Mike searched his records and found the “certificate of creditable coverage” from his previous health benefit plan. “It was from the same insurer who now wanted me to disclose my records,” said a perplexed Mike. “That struck me as strange.”
Consulted a lawyer
Mike also consulted a lawyer. The attorney went on the Internet and called up the database of Massachusetts law, which is available free of charge on the state’s web site, and typed in as a search phrase “pre-existing condition exclusion”. Up on the screen popped the “Portability of Health Insurance Act”. The salient points:
• The key phrase for Mike read: “The waiting period [during which pre-existing conditions are not covered] may only apply to services which the new plan covers, but which were not covered under the old plan.” Since Mike’s physical therapy was covered under the old plan, it could not be excluded as a pre-existing condition under the new plan.
• The law said the waiting period for excluding pre-existing conditions could not be longer than six months, not the twelve months Mike’s insurer said.
• The “Portability of Health Insurance Act” specified that emergency services had to be covered by the new plan regardless of any waiting period.
Next, the lawyer turned to the authorization form asking Mike to release all his medical records.
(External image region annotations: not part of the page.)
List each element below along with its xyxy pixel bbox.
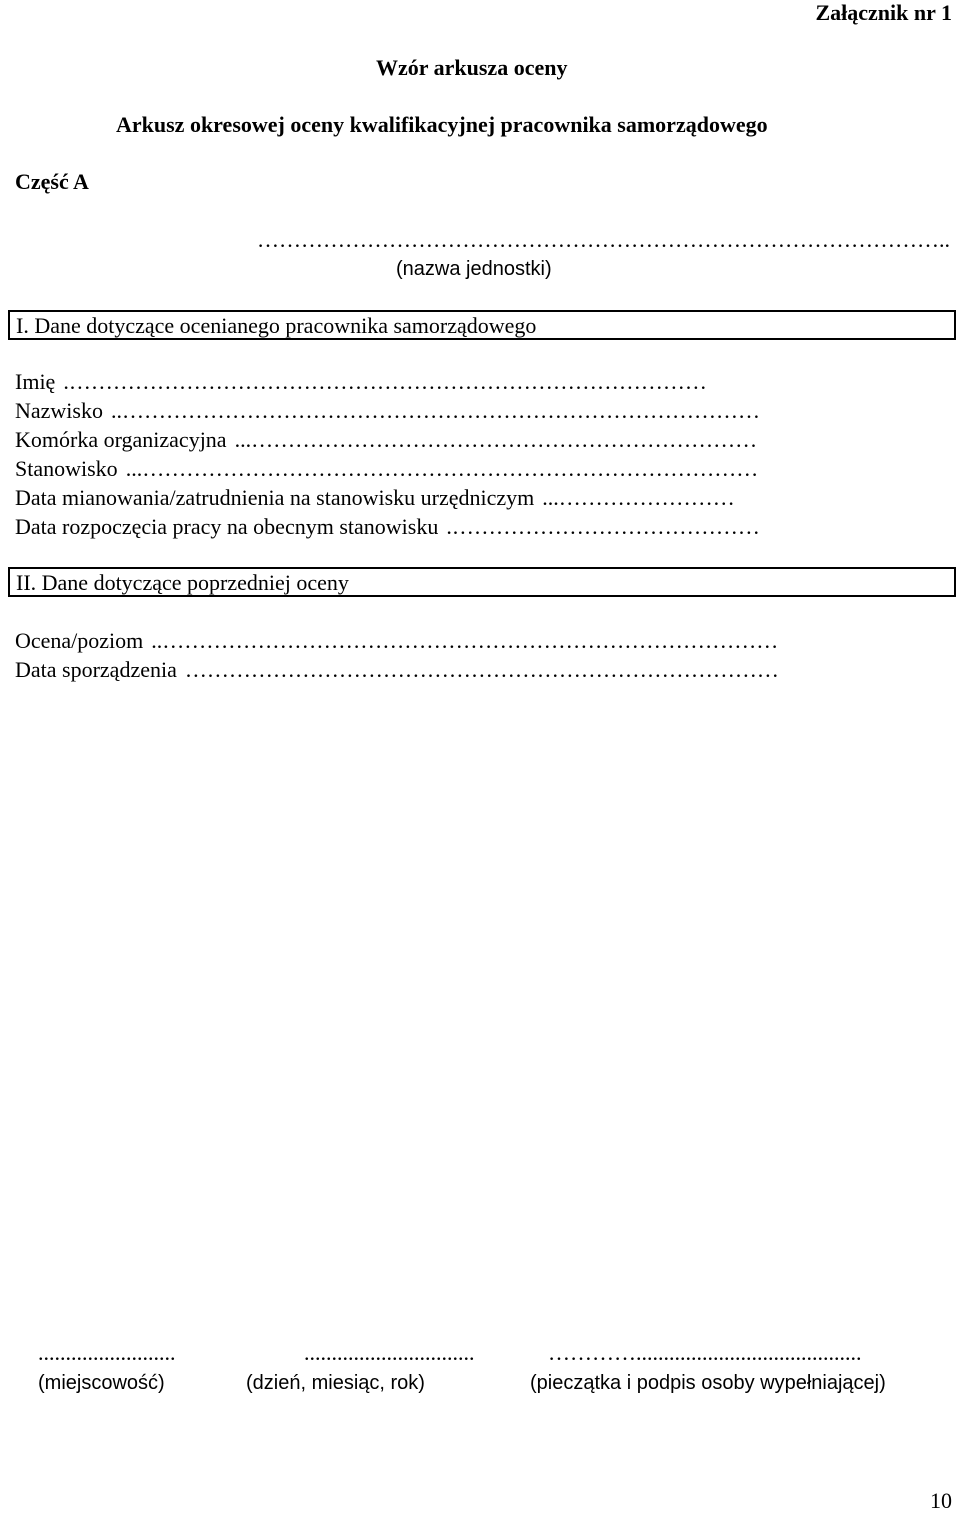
field-label: Data rozpoczęcia pracy na obecnym stanowisku [15,514,439,539]
page-number: 10 [930,1488,952,1513]
unit-name-caption: (nazwa jednostki) [396,258,552,280]
stamp-caption: (pieczątka i podpis osoby wypełniającej) [530,1372,886,1394]
field-position[interactable] [15,456,950,483]
unit-name-dots: ………………………………………………………………………………….. [257,227,950,252]
field-label: Stanowisko [15,456,118,481]
section-2-header [8,567,956,597]
field-org-unit[interactable] [15,427,950,454]
field-label: Nazwisko [15,398,103,423]
field-previous-rating[interactable] [15,628,950,655]
document-subtitle: Arkusz okresowej oceny kwalifikacyjnej pracownika samorządowego [116,112,768,137]
stamp-dots: …………......................................... [548,1340,862,1365]
annex-label: Załącznik nr 1 [815,0,952,25]
field-label: Ocena/poziom [15,628,144,653]
field-dots: ……………………………………. [446,514,760,539]
place-dots: ......................... [38,1340,176,1365]
field-label: Data sporządzenia [15,657,177,682]
section-1-heading: I. Dane dotyczące ocenianego pracownika samorządowego [16,313,537,338]
field-dots: ……………………………………………………………………… [184,657,779,682]
date-caption: (dzień, miesiąc, rok) [246,1372,425,1394]
field-first-name[interactable] [15,369,950,396]
field-dots: …………………………………………………………………………... [125,456,759,481]
field-start-date[interactable] [15,514,950,541]
field-dots: ………………………………………………………………………….. [151,628,779,653]
field-dots: ……………………………………………………………... [234,427,758,452]
field-dots: …………………………………………………………………………….. [110,398,760,423]
part-label: Część A [15,169,89,194]
field-last-name[interactable] [15,398,950,425]
document-title: Wzór arkusza oceny [376,55,568,80]
section-2-heading: II. Dane dotyczące poprzedniej oceny [16,570,349,595]
field-label: Imię [15,369,56,394]
field-appointment-date[interactable] [15,485,950,512]
section-1-header [8,310,956,340]
field-label: Komórka organizacyjna [15,427,227,452]
field-label: Data mianowania/zatrudnienia na stanowisku urzędniczym [15,485,535,510]
date-dots: ............................... [304,1340,475,1365]
place-caption: (miejscowość) [38,1372,165,1394]
field-dots: ……………………... [542,485,735,510]
field-dots: ……………………………………………………………………………. [63,369,707,394]
field-preparation-date[interactable] [15,657,950,684]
A search turned up the Massachusetts Information and Privacy Protection Act. This law strictly limited the time period for which such authorization forms can be in effect; limits to whom information can be disclosed; and most important of all, requires the authorization form to specify “the purposes for which the information is collected.” Mike’s lawyer opined that the authorization form was of questionable legality.
“I called the insurance company on Monday expecting a battle,” said Mike. “As soon as I brought up that I had the ‘certificate of creditable coverage’ from my prior health care provider, the representative told me to fax them that and the letter I got on Friday, prefaced by a cover letter. I was told I didn’t have to sign any forms, especially the disclosure form on my medical records. I didn’t identify my doctor or other medical providers.”
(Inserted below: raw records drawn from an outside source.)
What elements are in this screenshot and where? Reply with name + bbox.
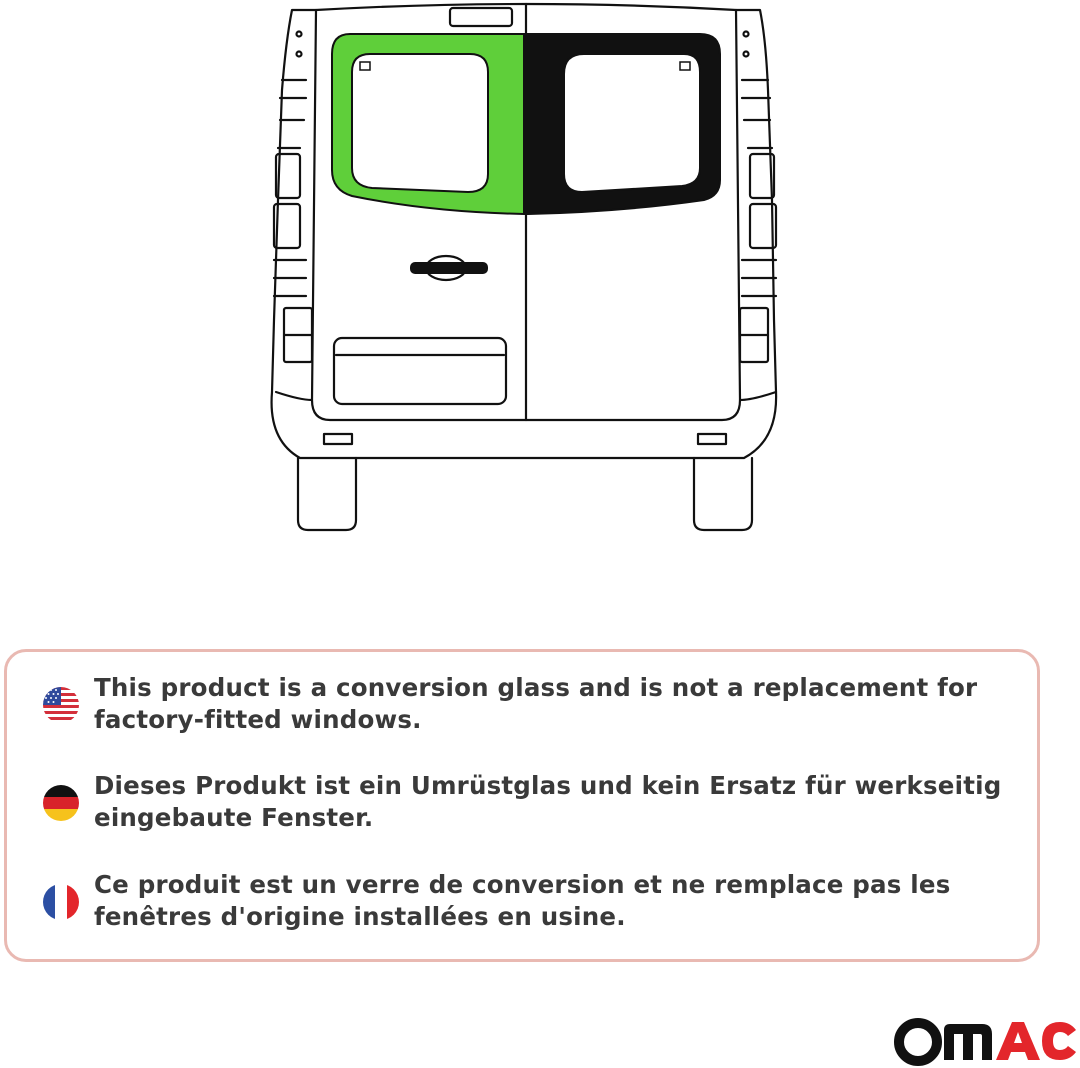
omac-logo [894, 1012, 1078, 1066]
us-flag-icon [42, 686, 80, 724]
left-reflector [324, 434, 352, 444]
door-handle [410, 262, 488, 274]
notice-text-french: Ce produit est un verre de conversion et ne remplace pas les fenêtres d'origine installées en usine. [94, 870, 951, 931]
notice-text-english: This product is a conversion glass and is not a replacement for factory-fitted windows. [94, 673, 978, 734]
left-wheel [298, 458, 356, 530]
licence-plate-area [334, 338, 506, 404]
german-flag-icon [42, 784, 80, 822]
notice-text-german: Dieses Produkt ist ein Umrüstglas und kein Ersatz für werkseitig eingebaute Fenster. [94, 771, 1002, 832]
french-flag-icon [42, 883, 80, 921]
right-wheel [694, 458, 752, 530]
right-reflector [698, 434, 726, 444]
notice-box [4, 649, 1040, 962]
A week later Mike’s new insurer received and paid a hefty bill from Mike’s physical therapist.
This episode provides many lessons. First, save all communications from your insurance company, particularly when changing plans. Second, don’t be afraid to question authority. If Mike had meekly accepted what his insurance company was telling him, he likely would have paid thousands of dollars for physical therapy and his new employer would have all of his medical records. Third, consult with a human resources professional or attorney before signing away your rights.